Der Hirsch spielt auch eine Rolle bei der Denomination von Schiffen durch Kenningar. So werden in den Skáldskaparmál Schiffe als Hirsche bezeichnet, die Helgaqviða Hundingsbana in fyrri benennt anlandende Schiffe als „Hirsche des Mastbaums“ und auch bei den „Brandungstieren“ der Skáldskaparmál könnte es sich um Hirsche handeln. Diese Symbolik kann wohl zum Teil aus der Geschwindigkeit und der Form (Hörnersteven wie Geweihe) der Schiffe erklärt werden (Meissner 1921, Turville-Petre 1976). Eventuell liegt den Kenningar aber darüber hinaus noch eine weitere mythologische Komponente zugrunde, die aus einer gemeinsamen Symbolik von Schiffen und Hirschen als Sonnentransportern resultiert (Seven 2009).

Ausg.: Edda. Die Lieder des Codex Regius nebst verwandten Denkmälern, ed. G. NECKEL, 1983; Edda Snorra Sturlusonar, ed. F. JÓNSSON, 1931.

Lit.: H. EGLI: Das Schlangensymbol, 1982; W. HEIZMANN, Hirsch. Reallexikon der Germanischen Altertumskunde, Bd.14 1999, 588-612; O. HÖFLER: Siegfried, Arminius und die Symbolik, 1961; E. PLOSS: Siegfried – Sigurd, der Drachenkämpfer, 1966; demnächst: H. SEVEN: Wegweiser – Seelentier – Drachentöter. Die Hirschsymbolik in Edda und Saga Magisterarbeit an der Universität Göttingen 2009; U. SPRENGER: Fáfnismál.
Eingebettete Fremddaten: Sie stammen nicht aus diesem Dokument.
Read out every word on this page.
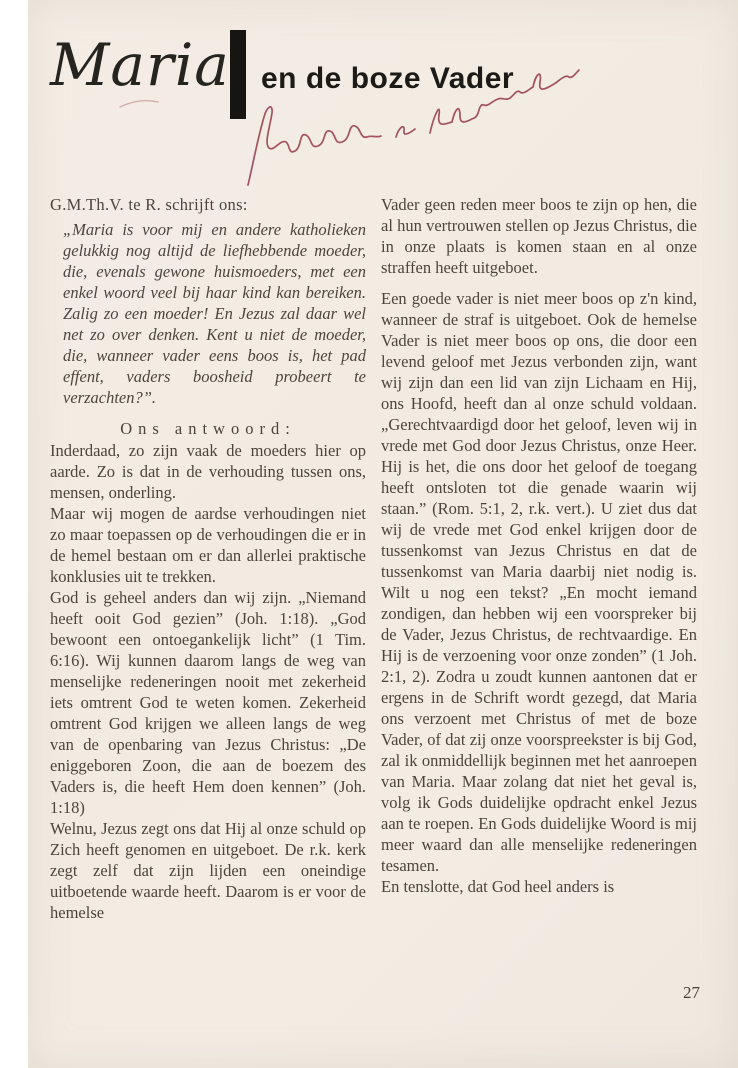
Maria en de boze Vader

G.M.Th.V. te R. schrijft ons:

„Maria is voor mij en andere katholieken gelukkig nog altijd de liefhebbende moeder, die, evenals gewone huismoeders, met een enkel woord veel bij haar kind kan bereiken. Zalig zo een moeder! En Jezus zal daar wel net zo over denken. Kent u niet de moeder, die, wanneer vader eens boos is, het pad effent, vaders boosheid probeert te verzachten?”.

Ons antwoord:

Inderdaad, zo zijn vaak de moeders hier op aarde. Zo is dat in de verhouding tussen ons, mensen, onderling.

Maar wij mogen de aardse verhoudingen niet zo maar toepassen op de verhoudingen die er in de hemel bestaan om er dan allerlei praktische konklusies uit te trekken.

God is geheel anders dan wij zijn. „Niemand heeft ooit God gezien” (Joh. 1:18). „God bewoont een ontoegankelijk licht” (1 Tim. 6:16). Wij kunnen daarom langs de weg van menselijke redeneringen nooit met zekerheid iets omtrent God te weten komen. Zekerheid omtrent God krijgen we alleen langs de weg van de openbaring van Jezus Christus: „De eniggeboren Zoon, die aan de boezem des Vaders is, die heeft Hem doen kennen” (Joh. 1:18)

Welnu, Jezus zegt ons dat Hij al onze schuld op Zich heeft genomen en uitgeboet. De r.k. kerk zegt zelf dat zijn lijden een oneindige uitboetende waarde heeft. Daarom is er voor de hemelse

Vader geen reden meer boos te zijn op hen, die al hun vertrouwen stellen op Jezus Christus, die in onze plaats is komen staan en al onze straffen heeft uitgeboet.

Een goede vader is niet meer boos op z'n kind, wanneer de straf is uitgeboet. Ook de hemelse Vader is niet meer boos op ons, die door een levend geloof met Jezus verbonden zijn, want wij zijn dan een lid van zijn Lichaam en Hij, ons Hoofd, heeft dan al onze schuld voldaan. „Gerechtvaardigd door het geloof, leven wij in vrede met God door Jezus Christus, onze Heer. Hij is het, die ons door het geloof de toegang heeft ontsloten tot die genade waarin wij staan.” (Rom. 5:1, 2, r.k. vert.). U ziet dus dat wij de vrede met God enkel krijgen door de tussenkomst van Jezus Christus en dat de tussenkomst van Maria daarbij niet nodig is. Wilt u nog een tekst? „En mocht iemand zondigen, dan hebben wij een voorspreker bij de Vader, Jezus Christus, de rechtvaardige. En Hij is de verzoening voor onze zonden” (1 Joh. 2:1, 2). Zodra u zoudt kunnen aantonen dat er ergens in de Schrift wordt gezegd, dat Maria ons verzoent met Christus of met de boze Vader, of dat zij onze voorspreekster is bij God, zal ik onmiddellijk beginnen met het aanroepen van Maria. Maar zolang dat niet het geval is, volg ik Gods duidelijke opdracht enkel Jezus aan te roepen. En Gods duidelijke Woord is mij meer waard dan alle menselijke redeneringen tesamen.

En tenslotte, dat God heel anders is

27
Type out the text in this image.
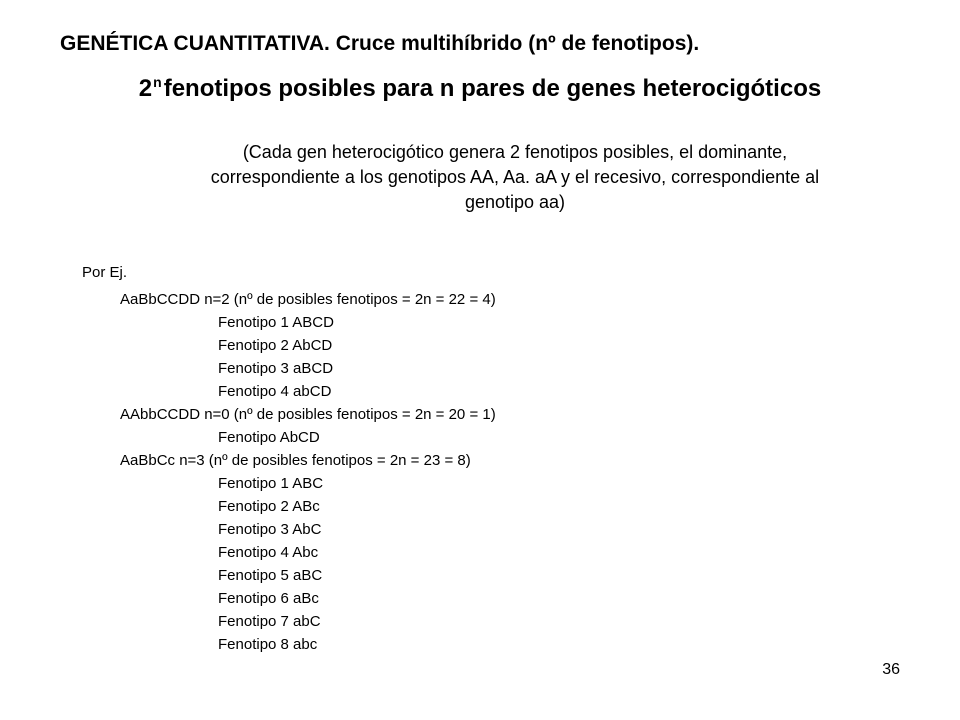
GENÉTICA CUANTITATIVA. Cruce multihíbrido (nº de fenotipos).
2$^n$fenotipos posibles para n pares de genes heterocigóticos
(Cada gen heterocigótico genera 2 fenotipos posibles, el dominante,
correspondiente a los genotipos AA, Aa. aA y el recesivo, correspondiente al
genotipo aa)
Por Ej.
AaBbCCDD n=2 (nº de posibles fenotipos = 2n = 22 = 4)
Fenotipo 1 ABCD
Fenotipo 2 AbCD
Fenotipo 3 aBCD
Fenotipo 4 abCD
AAbbCCDD n=0 (nº de posibles fenotipos = 2n = 20 = 1)
Fenotipo AbCD
AaBbCc n=3 (nº de posibles fenotipos = 2n = 23 = 8)
Fenotipo 1 ABC
Fenotipo 2 ABc
Fenotipo 3 AbC
Fenotipo 4 Abc
Fenotipo 5 aBC
Fenotipo 6 aBc
Fenotipo 7 abC
Fenotipo 8 abc
36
Reallexikon der Germanischen Altertumskunde, Bd. 8, 1994; K. VON SEE: Kommentar zu den Liedern der Edda, Bd. 4, 2004, u. Bd. 5, 2006.

Sólarljóð: Das ano. Sólarljóð. welches die christliche Sonnensymbolik und ihre Verbindung mit Christus zum Inhalt hat, kennt den „Sonnenhirsch“. Es benennt Christus als „sólar hjörtr“ und beschreibt das zum Himmel erhobene Hirschgeweih im direkten Zusammenhang mit einer christlichen Sonnensymbolik. Neben einer Geweih-Sonnensymbolik ist auch die Verbindung des christlichen Glaubens mit dem Hirschgeweih an anderer Stelle im An. belegt (Sagaliteratur).

Ausg.: Sólarljóð – Tydning og tolkningsgrunnlag, ed. B. FIDJESTØL, 1979.

Lit.: W. HEIZMANN: Hirsch. Reallexikon der Germanischen Altertumskunde, Bd.14, 1999, 588-612, demnächst: H. SEVEN: Wegweiser – Seelentier – Drachentöter. Die Hirschsymbolik in Edda und Saga. Magisterarbeit an der Universität Göttingen 2009.